Das kann zwar trotzdem zu Erfolg führen, aber ist - wie gesagt - genauso stillos, wie auch Nathans Ablösung durch Off damals schon kein guter Stil war. Somit schließt sich der Kreis. Wobei selbst Offs Argumentation, warum er es als gerechtfertigt ansah, damals "einzuspringen", noch fundierter ist, als die Argumentation, mit der ihr ihn zurück haben wollt...


Herr Frodo


Beiträge: 399

18.05.2011 09:59
#734 RE: Fluch der Karibik 4 (2011) Zitat · antworten

Zitat von weyn
Ob Danneberg von Anfang an darauf bestand, als Ersatz für Lehmann zu fungieren, ob er von sich aus überhaupt darauf bestand oder ob dies eine Entscheidung von aussen war, weiss ich nicht. Fakt ist: Bei SL3 war diese (einmalige) Umbesetzung quasi unvermeidbar, da der deutsche Kinostart etc. alles schon feststand und man deshalb nicht auf Lehmanns Rückkehr warten konnte.
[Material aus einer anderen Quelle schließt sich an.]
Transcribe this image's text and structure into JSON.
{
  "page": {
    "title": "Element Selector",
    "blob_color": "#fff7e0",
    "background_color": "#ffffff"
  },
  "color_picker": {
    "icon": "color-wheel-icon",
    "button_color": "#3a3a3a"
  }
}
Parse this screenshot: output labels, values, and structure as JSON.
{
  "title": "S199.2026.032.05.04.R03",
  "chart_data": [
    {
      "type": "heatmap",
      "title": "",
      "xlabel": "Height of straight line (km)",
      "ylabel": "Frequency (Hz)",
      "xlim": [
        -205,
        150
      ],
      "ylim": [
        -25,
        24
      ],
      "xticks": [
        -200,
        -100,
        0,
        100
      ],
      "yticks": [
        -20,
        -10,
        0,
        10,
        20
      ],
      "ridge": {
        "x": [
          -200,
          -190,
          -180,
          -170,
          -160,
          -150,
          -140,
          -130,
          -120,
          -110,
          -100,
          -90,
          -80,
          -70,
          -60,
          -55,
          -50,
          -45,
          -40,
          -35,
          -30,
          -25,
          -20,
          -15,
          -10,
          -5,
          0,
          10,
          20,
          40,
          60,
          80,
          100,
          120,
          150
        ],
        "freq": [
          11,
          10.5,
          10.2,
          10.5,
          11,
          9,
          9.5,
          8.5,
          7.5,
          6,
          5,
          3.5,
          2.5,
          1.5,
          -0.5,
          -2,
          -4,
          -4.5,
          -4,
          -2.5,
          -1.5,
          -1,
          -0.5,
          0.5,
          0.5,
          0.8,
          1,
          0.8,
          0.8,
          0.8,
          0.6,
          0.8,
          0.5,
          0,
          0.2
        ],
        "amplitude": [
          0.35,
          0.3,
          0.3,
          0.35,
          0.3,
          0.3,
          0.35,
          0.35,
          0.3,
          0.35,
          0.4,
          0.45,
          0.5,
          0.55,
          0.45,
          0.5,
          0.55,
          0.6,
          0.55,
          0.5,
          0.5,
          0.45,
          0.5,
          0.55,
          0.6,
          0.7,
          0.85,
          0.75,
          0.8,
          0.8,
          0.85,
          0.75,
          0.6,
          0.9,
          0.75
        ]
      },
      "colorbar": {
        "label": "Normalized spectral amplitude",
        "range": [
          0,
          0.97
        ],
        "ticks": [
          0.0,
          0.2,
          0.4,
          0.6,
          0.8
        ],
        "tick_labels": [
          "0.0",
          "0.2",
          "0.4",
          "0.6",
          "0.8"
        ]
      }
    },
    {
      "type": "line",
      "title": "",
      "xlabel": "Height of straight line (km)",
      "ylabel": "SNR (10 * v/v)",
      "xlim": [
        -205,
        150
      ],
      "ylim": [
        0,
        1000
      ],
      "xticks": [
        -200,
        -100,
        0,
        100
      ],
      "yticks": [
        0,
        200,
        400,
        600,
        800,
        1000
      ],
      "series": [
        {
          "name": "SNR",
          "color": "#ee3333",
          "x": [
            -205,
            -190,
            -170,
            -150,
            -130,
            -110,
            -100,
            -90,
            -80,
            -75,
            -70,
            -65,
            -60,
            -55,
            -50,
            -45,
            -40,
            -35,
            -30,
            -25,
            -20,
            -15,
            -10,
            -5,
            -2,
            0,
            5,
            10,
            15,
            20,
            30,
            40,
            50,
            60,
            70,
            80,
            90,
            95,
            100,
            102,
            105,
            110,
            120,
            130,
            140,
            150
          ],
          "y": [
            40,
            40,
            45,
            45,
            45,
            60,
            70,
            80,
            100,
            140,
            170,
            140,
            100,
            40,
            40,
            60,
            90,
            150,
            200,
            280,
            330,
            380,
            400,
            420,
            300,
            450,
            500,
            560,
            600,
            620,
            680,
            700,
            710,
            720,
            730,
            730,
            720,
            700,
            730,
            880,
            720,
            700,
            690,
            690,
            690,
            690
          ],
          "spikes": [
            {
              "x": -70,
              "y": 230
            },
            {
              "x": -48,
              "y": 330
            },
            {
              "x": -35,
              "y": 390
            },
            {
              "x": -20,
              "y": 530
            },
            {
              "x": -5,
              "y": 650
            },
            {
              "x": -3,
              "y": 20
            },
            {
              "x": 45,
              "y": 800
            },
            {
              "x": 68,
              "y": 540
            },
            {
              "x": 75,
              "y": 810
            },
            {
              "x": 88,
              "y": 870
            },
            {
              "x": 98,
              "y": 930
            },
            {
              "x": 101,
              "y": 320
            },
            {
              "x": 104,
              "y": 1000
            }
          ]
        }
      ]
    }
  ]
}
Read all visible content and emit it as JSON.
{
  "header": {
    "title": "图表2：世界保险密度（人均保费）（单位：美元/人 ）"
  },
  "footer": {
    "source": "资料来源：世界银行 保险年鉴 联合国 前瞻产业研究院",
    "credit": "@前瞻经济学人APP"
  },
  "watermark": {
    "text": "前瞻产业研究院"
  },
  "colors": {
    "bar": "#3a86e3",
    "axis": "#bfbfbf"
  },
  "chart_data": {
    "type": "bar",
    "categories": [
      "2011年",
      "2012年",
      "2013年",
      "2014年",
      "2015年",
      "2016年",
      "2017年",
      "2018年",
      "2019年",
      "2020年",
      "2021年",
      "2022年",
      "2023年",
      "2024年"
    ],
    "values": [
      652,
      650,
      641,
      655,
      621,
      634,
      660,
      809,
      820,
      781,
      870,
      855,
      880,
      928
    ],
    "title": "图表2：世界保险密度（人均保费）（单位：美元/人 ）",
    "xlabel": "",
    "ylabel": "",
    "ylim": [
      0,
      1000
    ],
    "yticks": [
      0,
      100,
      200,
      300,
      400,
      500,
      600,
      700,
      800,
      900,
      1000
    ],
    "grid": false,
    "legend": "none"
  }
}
So lautet zumindest meine Theorie.



In einem Interview sagte Danneberg einmal es wäre so gewesen (natürlich nicht wörtlich, aber im Groben):
Danneberg:"Du, ich hab hier Stirb Langsam 3, hast du Zeit?"
Lehmann:"Ne, ich bin auf 'nem Traumschiff-Dreh."
Danneberg:"Und wenn soll ich dann nehmen?"
Lehmann:"Mach du's doch."
Danneberg:"Ok."

Mücke
Beiträge:

18.05.2011 10:02
#735 RE: Fluch der Karibik 4 (2011) Zitat · antworten

Damit hätte Lehmann seiner eigenen "die merken das schon"-Einstellung aber akut widersprochen.